Extreme Token Use of Agentic AI - Computerphile

The video explains that agentic AI coding tools incur high costs due to the massive token usage required to process large contexts and repeated interactions, as each new token generation involves reprocessing extensive prior input. It highlights the inefficiencies in current token-based pricing models and suggests that more efficient AI usage, smarter caching, and alternative approaches like vector databases are needed to make agentic AI practical and cost-effective.

The video explores the concept of tokens in AI language models and why their usage, especially in agentic AI coding tools, is so costly. Tokens are essentially words or pieces of words, including spaces and punctuation, that AI models process. Different tokenizers split text differently based on frequency and language, with models typically having access to around 100,000 tokens. These tokens are converted into numerical embeddings that the AI uses to understand and generate language.
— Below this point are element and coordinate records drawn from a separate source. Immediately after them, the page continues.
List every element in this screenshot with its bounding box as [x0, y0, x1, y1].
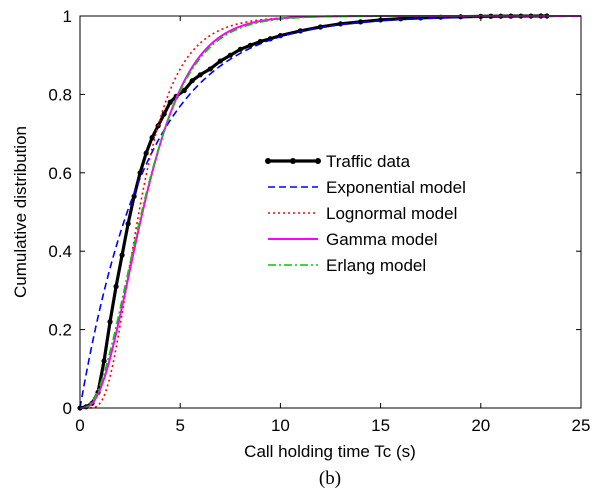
data-point-traffic-data [167, 99, 173, 105]
legend: Traffic data Exponential model Lognormal m… [265, 152, 466, 275]
x-axis-label: Call holding time Tc (s) [244, 442, 416, 461]
y-tick-label: 0 [63, 399, 72, 418]
data-point-traffic-data [107, 319, 113, 325]
x-tick-label: 15 [371, 416, 390, 435]
figure-caption: (b) [319, 468, 341, 489]
legend-label-gamma-model: Gamma model [326, 230, 437, 249]
series-line-erlang-model [79, 15, 581, 409]
x-tick-label: 25 [572, 416, 591, 435]
legend-label-erlang-model: Erlang model [326, 256, 426, 275]
legend-box [258, 146, 536, 278]
data-point-traffic-data [143, 150, 149, 156]
x-tick-label: 20 [471, 416, 490, 435]
data-point-traffic-data [207, 66, 213, 72]
data-point-traffic-data [161, 111, 167, 117]
legend-label-traffic-data: Traffic data [326, 152, 411, 171]
data-point-traffic-data [119, 252, 125, 258]
data-point-traffic-data [217, 58, 223, 64]
data-point-traffic-data [357, 19, 364, 25]
legend-label-lognormal-model: Lognormal model [326, 204, 457, 223]
y-tick-label: 0.4 [48, 242, 72, 261]
ticks-layer: 0 5 10 15 20 25 0 0.2 0.4 0.6 0.8 1 [48, 7, 590, 435]
x-tick-label: 5 [175, 416, 184, 435]
legend-marker-traffic-data [290, 158, 296, 164]
data-point-traffic-data [113, 283, 119, 290]
data-point-traffic-data [197, 72, 203, 78]
data-point-traffic-data [125, 221, 131, 227]
data-point-traffic-data [101, 358, 107, 364]
x-tick-label: 10 [271, 416, 290, 435]
y-tick-label: 0.2 [48, 321, 72, 340]
legend-label-exponential-model: Exponential model [326, 178, 466, 197]
data-point-traffic-data [227, 52, 233, 58]
data-point-traffic-data [181, 87, 187, 94]
plot-frame [79, 15, 582, 409]
y-tick-label: 0.8 [48, 85, 72, 104]
y-tick-label: 1 [63, 7, 72, 26]
legend-marker-traffic-data [265, 158, 271, 164]
legend-marker-traffic-data [315, 158, 321, 164]
x-tick-label: 0 [75, 416, 84, 435]
y-tick-label: 0.6 [48, 164, 72, 183]
data-point-traffic-data [237, 46, 243, 52]
data-point-traffic-data [257, 38, 263, 45]
data-point-traffic-data [149, 134, 155, 141]
data-point-traffic-data [189, 78, 195, 84]
data-point-traffic-data [131, 193, 137, 199]
data-point-traffic-data [247, 42, 253, 49]
y-axis-label: Cumulative distribution [11, 126, 30, 298]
While tokenization itself is straightforward, the real complexity and cost arise from how models process these tokens, especially in an autoregressive manner where each new token prediction requires considering the entire preceding context.

A key inefficiency in large language models is that every time they generate a new token, they must reprocess the entire input context plus all previously generated tokens. This means that as conversations or tasks grow longer, the computational cost increases dramatically. Although techniques like KV caching help by storing intermediate computations to avoid redundant processing, the context size still grows with each interaction. This inefficiency becomes particularly pronounced in coding agents, which often handle large files and multiple tool calls, leading to massive token counts and thus high costs.
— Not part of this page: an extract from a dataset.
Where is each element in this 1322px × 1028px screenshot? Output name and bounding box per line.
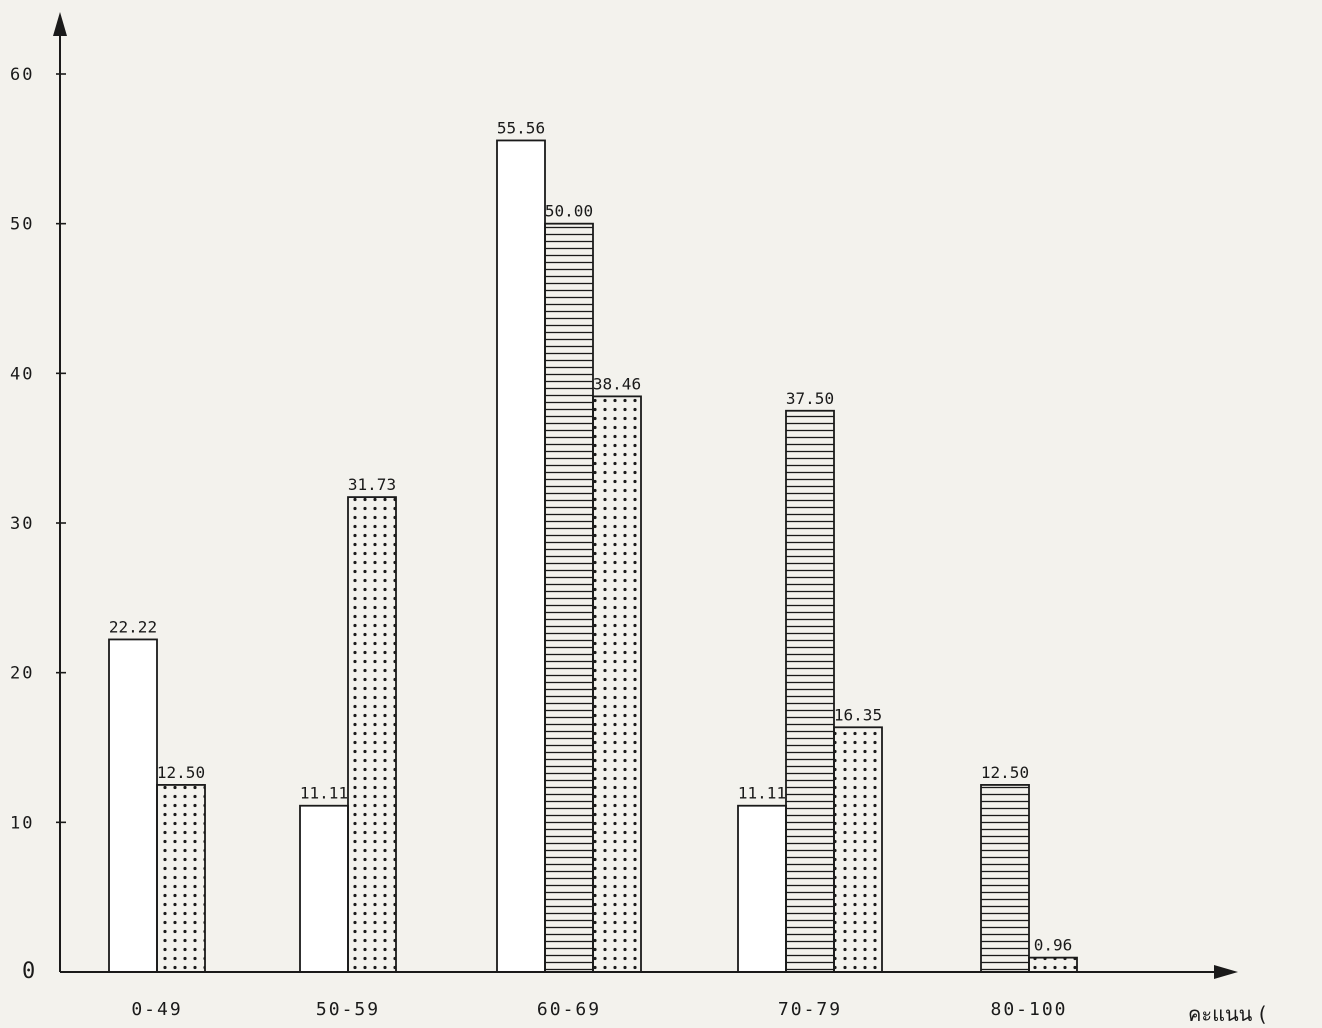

The video illustrates this with an example of a coding agent tasked with fixing a bug. The agent starts with a system prompt and user query, then thinks through the problem, makes tool calls to read files, processes large chunks of code, and iterates multiple times before producing a fix. Each step adds thousands of tokens to the context, quickly escalating the total token count to tens of thousands for a relatively simple task. This scaling effect explains why coding agents are far more expensive to run than simple chatbot interactions, as they require processing large inputs repeatedly and generating extensive outputs.

The presenter shares a personal example using GitHub Copilot to create a Starfield screensaver, noting that even a few prompts and file reads resulted in millions of input tokens and tens of thousands of output tokens. This highlights how token usage can balloon in real-world agentic AI applications. The video also critiques current pricing models that charge per token, arguing that this incentivizes inefficient usage and can lead to unsustainable costs. The presenter suggests that while agentic AI has potential, its high token consumption makes it impractical for many companies unless there is a clear and immediate return on investment.

In conclusion, the video emphasizes the need for more efficient AI usage and better cost models. It suggests that smaller, more focused queries and code completions are currently more practical than extensive agentic AI workflows. The future may involve embedding large documents into vector databases to reduce token processing or developing smarter caching and system designs. Ultimately, the challenge is balancing the power of agentic AI with its computational and financial costs to make it viable for widespread use.